[xxxvi. 118]

1822 June 30.

Constitut. Code

Supreme Operative

I Monarch

2. Intellectuals

Thus it is that /Meantime/ whether sanity or insanity be the state of the Monarch - whether in the acts to which the name of the Monarch is affixed, the judgment and the individually directed /applied/ will have any or no part, be the whole tenor of the government more or less predatory, more or less oppressive - the suffering of the people more or less conduct, the conduct and frame of mind of the Monarch present in all statements which have any pretension to the character of authenticity the same aspect of consummate /unrivalled/ and unvaried excellence. For the bodies of two Monarchs, two portraits both indeed beautiful but beautiful in two different forms are found necessary: but for the minds of the two one and the same portrait always serves, is always found sufficient.

In England of the so many hundreds of laws passed every year not one is passed in and by which the King does not join with the sham representatives of the people and the too real representatives of the people, in declaring himself to be Most Excellent. By the universal confession /declaration/ of all who join in the devotion in a Church of England Church and by an unrepealed Law of Elizabeth all are punishable who omitt to join in it - every English King is most gracious every King is most religious.
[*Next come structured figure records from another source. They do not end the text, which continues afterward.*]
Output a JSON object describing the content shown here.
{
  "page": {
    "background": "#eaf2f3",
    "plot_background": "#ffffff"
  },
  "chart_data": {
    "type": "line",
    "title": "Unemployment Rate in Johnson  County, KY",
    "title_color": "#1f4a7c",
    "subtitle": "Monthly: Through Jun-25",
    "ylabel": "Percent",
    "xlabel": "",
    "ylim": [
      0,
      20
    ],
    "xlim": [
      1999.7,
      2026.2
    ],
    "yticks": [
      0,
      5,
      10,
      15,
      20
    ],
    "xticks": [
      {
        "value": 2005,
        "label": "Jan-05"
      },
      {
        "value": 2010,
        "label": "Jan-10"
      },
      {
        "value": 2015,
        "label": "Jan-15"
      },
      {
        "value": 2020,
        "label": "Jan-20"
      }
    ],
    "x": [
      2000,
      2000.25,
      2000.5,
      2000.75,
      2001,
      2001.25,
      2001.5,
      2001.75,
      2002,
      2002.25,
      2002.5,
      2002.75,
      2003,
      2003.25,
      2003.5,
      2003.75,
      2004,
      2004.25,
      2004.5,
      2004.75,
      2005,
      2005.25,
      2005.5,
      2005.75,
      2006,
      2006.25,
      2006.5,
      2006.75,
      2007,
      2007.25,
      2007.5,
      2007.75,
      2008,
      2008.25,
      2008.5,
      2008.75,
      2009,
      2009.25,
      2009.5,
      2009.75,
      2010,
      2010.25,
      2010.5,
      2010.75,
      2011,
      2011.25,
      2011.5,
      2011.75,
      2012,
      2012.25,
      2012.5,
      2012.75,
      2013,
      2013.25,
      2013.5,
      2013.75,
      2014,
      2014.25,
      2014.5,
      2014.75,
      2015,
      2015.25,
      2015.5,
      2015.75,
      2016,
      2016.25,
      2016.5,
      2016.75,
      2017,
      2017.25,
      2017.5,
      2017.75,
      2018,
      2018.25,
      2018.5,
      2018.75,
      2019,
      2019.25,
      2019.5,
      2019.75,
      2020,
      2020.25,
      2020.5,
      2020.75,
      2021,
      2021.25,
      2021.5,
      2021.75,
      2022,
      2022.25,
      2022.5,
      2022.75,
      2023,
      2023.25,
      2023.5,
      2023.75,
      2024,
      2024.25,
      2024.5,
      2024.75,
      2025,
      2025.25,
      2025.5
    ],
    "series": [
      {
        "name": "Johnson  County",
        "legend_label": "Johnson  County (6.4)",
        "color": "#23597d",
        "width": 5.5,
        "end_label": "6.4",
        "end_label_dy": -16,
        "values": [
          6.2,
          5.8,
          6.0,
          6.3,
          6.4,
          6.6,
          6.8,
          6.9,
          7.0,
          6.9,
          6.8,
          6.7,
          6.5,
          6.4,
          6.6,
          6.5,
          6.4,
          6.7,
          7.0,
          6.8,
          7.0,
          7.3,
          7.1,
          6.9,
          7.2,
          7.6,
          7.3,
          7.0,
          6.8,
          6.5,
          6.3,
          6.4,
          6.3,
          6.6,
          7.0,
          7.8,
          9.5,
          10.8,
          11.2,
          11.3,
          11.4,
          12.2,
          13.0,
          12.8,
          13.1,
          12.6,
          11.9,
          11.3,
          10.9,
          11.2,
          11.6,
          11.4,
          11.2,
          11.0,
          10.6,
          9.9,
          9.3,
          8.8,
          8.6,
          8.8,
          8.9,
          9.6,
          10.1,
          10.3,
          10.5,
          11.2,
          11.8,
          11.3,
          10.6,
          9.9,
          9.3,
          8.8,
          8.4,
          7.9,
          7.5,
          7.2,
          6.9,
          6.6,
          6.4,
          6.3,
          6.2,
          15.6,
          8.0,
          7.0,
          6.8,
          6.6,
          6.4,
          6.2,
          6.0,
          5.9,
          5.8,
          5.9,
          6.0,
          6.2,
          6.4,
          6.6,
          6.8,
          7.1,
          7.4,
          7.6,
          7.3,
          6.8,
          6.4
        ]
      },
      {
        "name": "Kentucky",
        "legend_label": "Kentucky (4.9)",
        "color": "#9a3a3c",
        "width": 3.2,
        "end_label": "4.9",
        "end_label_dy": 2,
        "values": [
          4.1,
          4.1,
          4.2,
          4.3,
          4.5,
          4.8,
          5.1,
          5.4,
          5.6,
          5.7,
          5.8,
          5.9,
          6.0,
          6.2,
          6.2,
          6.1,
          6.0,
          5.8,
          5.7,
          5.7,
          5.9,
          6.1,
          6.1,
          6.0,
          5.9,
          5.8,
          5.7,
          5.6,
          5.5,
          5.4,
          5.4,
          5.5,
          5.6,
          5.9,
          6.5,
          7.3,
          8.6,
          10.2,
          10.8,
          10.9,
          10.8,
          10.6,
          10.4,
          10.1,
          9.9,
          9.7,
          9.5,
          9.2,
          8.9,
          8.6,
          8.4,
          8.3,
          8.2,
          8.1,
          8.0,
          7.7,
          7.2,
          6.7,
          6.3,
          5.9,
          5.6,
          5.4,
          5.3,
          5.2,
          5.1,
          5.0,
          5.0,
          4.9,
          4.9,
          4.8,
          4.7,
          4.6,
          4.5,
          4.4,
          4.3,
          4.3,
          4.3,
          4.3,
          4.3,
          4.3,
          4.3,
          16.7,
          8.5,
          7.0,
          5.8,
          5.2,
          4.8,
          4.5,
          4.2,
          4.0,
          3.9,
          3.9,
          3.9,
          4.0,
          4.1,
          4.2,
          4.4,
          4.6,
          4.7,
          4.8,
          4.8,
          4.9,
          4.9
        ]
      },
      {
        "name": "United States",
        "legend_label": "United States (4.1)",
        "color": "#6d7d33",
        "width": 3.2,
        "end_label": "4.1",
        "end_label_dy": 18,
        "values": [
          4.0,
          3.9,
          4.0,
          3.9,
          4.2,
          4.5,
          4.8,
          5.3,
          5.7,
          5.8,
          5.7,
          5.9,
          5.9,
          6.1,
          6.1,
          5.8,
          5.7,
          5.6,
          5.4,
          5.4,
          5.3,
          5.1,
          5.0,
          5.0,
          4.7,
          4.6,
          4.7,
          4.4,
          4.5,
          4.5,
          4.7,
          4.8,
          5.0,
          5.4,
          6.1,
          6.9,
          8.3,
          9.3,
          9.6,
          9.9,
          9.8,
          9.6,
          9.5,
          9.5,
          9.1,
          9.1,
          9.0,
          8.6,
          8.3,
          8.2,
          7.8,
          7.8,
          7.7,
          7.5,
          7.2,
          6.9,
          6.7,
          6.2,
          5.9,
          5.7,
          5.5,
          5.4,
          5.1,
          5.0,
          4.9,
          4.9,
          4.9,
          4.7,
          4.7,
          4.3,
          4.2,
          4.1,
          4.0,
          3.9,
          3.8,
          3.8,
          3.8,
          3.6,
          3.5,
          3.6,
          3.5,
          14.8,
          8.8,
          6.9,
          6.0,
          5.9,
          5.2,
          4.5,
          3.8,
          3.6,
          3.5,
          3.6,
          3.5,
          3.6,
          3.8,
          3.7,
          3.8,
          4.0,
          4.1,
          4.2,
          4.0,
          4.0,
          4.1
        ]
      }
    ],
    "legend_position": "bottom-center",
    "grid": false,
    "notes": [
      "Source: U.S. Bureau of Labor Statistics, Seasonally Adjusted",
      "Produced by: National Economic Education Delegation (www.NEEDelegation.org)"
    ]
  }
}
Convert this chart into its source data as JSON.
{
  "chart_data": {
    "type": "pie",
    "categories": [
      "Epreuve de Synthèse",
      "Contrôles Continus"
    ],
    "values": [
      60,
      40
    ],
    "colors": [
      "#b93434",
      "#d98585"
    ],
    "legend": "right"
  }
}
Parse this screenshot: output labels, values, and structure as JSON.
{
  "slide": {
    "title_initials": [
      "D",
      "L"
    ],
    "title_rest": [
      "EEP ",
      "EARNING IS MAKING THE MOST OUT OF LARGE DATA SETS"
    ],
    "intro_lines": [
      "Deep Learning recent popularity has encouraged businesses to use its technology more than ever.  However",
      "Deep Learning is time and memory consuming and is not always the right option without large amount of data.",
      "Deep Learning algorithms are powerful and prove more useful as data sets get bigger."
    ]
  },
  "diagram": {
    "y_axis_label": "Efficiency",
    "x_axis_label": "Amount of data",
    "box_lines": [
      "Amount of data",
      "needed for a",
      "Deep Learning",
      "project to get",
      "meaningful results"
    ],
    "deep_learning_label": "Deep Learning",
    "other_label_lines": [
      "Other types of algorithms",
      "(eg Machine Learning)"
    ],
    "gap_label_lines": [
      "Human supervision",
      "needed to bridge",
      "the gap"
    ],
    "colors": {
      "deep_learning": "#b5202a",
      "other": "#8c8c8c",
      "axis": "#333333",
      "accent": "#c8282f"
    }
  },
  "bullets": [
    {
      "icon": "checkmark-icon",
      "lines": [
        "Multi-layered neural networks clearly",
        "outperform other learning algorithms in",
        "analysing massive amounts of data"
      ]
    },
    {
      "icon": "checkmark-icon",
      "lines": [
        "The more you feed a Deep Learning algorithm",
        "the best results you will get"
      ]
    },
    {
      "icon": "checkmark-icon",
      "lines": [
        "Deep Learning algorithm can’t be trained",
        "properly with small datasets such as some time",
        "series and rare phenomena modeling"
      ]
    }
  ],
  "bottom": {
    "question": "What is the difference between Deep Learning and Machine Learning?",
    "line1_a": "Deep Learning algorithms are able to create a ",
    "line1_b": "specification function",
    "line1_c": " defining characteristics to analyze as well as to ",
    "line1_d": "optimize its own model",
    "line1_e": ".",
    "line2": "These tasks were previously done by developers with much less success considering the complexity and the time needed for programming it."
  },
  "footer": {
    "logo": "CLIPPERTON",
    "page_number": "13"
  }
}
Gracious alike he who never smiles and he who sometimes smiles: religious alike the bigot and the unbeliever: the infidel with a mask, and the infidel with /without/ a mask. Sunday after Sunday Charles the second while amusing the Lords in waiting with the pleasantry of which religion was the standing object, Charles the second who was really the most gracious of English Kings heard himself proclaimed in the same breath by those consecrated lips in the same breath the most religious.